Health officials say these blood-sucking insects are typically found in Mexico, Central America, and South America, but they've made their way to the United States. They can spread a potentially deadly illness known as the Chagas disease.

The disease is spread through the bug's feces, which can carry the parasite. While feeding on a person, the bug defecates on the person's skin, according to Lyle Buss of the University of Florida.
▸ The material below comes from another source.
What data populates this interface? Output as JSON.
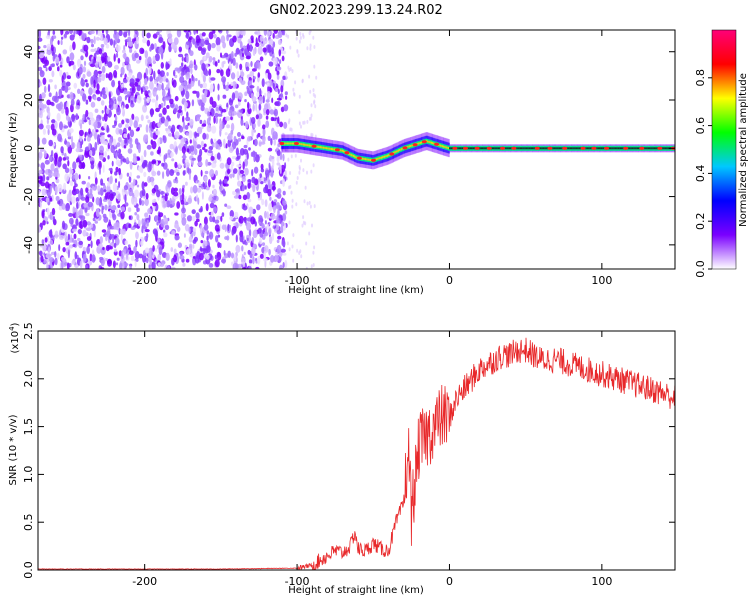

The person then scratches the bite and inadvertently rubs the feces into the wound.

The CDC has said that 22 states have reported having the kissing bug. While the bug has not been officially reported in New Jersey the CDC's tracking map has labeled the state as a "potential" for the bug.

"The question is as temperatures warm will the kissing bugs change their areas where they're found and become more prevalent in other areas of the United States," entomologist Jeffery White said.

About 300,000 people in the United States have been infected with the organism that the bug carries, according to the American Heart Association. Although 70 percent of the people infected never develop any symptoms, those that do can develop heart disease including heart failure, strokes, and cardiac arrest.

You can prevent the kissing bugs from entering your home by sealing cracks and gaps around windows, walls, roofs, and doors, according to the CDC.